A travers la carte électorale, il se révèle que le candidat Laurent Gbagbo domine sur 57,89% du territoire national, quand Alassane Dramanne Ouattara sort vainqueur sur 31,57% et Bédié 15,78% du reste du pays. A part le FPI, qui a gagné plus de voix hors du groupe ethnique de son leader, la répartition des voix a suivi un caractère ethnique très poussé. Au nord, Alassane Dramanne Ouattara a dominé en maître avec une moyenne de 72,84% des voix. Le V Baoulé et la région « mythique » du Bas-Sassandra offrent à Bédié 58,67% de son électorat. Dans la région des dix-huit Montagnes, Albert Mabri, fils de la région, arrive avec 35,98% en deuxième place derrière Laurent Gbagbo.

 

La conquête du V Baoulé

Le deuxième tour, qui est prévu pour le 28 novembre 2010, met indirectement le PDCI au centre de toutes les stratégies de victoire. A cause de son alliance au sein du RHDP, le RDR semble être sur la bonne voie, du moins statiquement si le mot d’ordre du PDCI est suivi. Comment se présente la situation selon les résultats du PDCI ?

 

Du tableau ci-dessus l’on peut retenir que la région du N’zi Comoé est une zone très fragile pour le RDR. C’est en effet la seule région du V où le RDR a perdu face au FPI. Pour accéder à la présidence, le RDR doit viser les 69,03% de la région des Lacs. Yamoussoukro est le seul département des Lacs ou ADO est venu en tête par rapport à Laurent Gbagbo.

Le N’Zi Comoé est, pour le FPI, la région à conquérir à tout prix ! Laurent Gbagbo a reçu 24,24%. S’il réussit à s’octroyer les 2/3 des 65,53% où le RDR est en dessous des 10%, cela pourrait consolider sa marche pour la présidence.

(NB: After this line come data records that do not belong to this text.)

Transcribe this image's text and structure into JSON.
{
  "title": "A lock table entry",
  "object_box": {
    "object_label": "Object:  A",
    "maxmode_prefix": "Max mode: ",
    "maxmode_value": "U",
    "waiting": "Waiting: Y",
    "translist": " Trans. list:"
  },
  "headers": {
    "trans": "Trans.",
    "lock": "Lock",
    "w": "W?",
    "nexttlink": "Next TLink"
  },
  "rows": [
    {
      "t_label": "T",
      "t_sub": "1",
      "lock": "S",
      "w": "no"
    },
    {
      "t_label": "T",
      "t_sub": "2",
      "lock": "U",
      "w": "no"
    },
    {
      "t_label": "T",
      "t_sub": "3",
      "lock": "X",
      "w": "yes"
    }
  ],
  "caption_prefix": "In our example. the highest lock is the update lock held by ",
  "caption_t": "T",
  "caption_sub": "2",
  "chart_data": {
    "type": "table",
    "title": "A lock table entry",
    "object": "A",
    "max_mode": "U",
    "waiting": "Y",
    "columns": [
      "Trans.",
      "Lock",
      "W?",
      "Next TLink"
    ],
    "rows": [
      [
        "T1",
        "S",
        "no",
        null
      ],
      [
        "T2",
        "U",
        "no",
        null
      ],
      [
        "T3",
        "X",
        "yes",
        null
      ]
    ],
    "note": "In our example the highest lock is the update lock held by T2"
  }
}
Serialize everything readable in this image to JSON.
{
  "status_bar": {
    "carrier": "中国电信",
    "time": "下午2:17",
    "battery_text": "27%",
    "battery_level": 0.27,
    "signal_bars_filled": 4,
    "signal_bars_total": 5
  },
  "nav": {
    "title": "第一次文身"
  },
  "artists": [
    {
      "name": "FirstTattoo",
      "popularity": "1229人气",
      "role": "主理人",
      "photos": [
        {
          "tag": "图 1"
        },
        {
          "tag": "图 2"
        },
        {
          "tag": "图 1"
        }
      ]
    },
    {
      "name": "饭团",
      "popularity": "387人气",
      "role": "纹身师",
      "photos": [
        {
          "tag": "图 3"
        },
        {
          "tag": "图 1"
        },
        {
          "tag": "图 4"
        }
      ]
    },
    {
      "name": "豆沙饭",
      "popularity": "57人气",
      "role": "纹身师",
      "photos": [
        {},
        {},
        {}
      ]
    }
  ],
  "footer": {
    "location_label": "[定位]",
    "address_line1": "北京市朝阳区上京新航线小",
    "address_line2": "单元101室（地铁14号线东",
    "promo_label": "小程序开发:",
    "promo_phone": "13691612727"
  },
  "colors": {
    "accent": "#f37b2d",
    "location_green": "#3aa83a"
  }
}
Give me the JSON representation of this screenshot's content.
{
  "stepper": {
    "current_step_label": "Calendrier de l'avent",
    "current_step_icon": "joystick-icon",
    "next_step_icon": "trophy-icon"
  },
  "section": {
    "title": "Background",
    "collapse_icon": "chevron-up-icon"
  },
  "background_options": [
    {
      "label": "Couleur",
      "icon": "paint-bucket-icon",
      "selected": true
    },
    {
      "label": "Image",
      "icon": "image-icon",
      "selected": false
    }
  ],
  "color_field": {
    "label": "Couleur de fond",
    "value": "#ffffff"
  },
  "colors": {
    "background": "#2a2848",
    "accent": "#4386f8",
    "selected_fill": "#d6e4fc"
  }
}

La région mythique du Bas-Sassandra

Le Bas-Sassandra est la région mythique qui pourra déterminer le prochain président de la République de la Cote d’Ivoire. C’est le 4ème département en nombre d’inscrits (349 325). La particularité de cette région vient du fait que le PDCI, avec 41,45%, n’est pas sorti dominateur comme dans le V Baoulé. Il doit donc sa victoire à l’armée de planteurs baoulés émigrés dans la région de Soubre. Le Bas-Sassandra est donc à la portée du RDR et du FPI, avec un léger avantage pour le FPI qui a raflé 34,68% des voix après le PDCI. Le RDR, dans le Bas Sassandra, est très loin de sa base et il est entouré par le cordon-bleu du FPI. La bataille de Soubre sera donc épique !

Le RDR peut espérer glaner l’électorat baoulé de Soubre à condition que l’alliance avec le RHDP soit sans faille. Avec un taux de participation de 58%, le département de Sassandra sera aussi sans doute un enjeu capital pour le FPI qui a été au coude-à-coude avec le PDCI. Après le Bas-Sassandra, la région des Dix-huit Montagnes est aussi d’une importance capitale. Le candidat Gbagbo l’a remporté, mais sous la pression du Dr Albert Mabri (35,35%) qui, lui, est membre de l’alliance du RHDP. Comme on le constate, la bataille de l’ouest sera aussi rude.

Quelque soit le résultat du 2ème tour, il faudrait que les Ivoiriens se retrouvent de quelque bord qu’ils soient pour la reconstruction du pays. Malgré les effets pervers de cette crise qui a laminé notre économie, la Côte d’Ivoire doit reprendre sa place de plaque tournante de l’Afrique. Que Dieu bénisse la Côte d’Ivoire.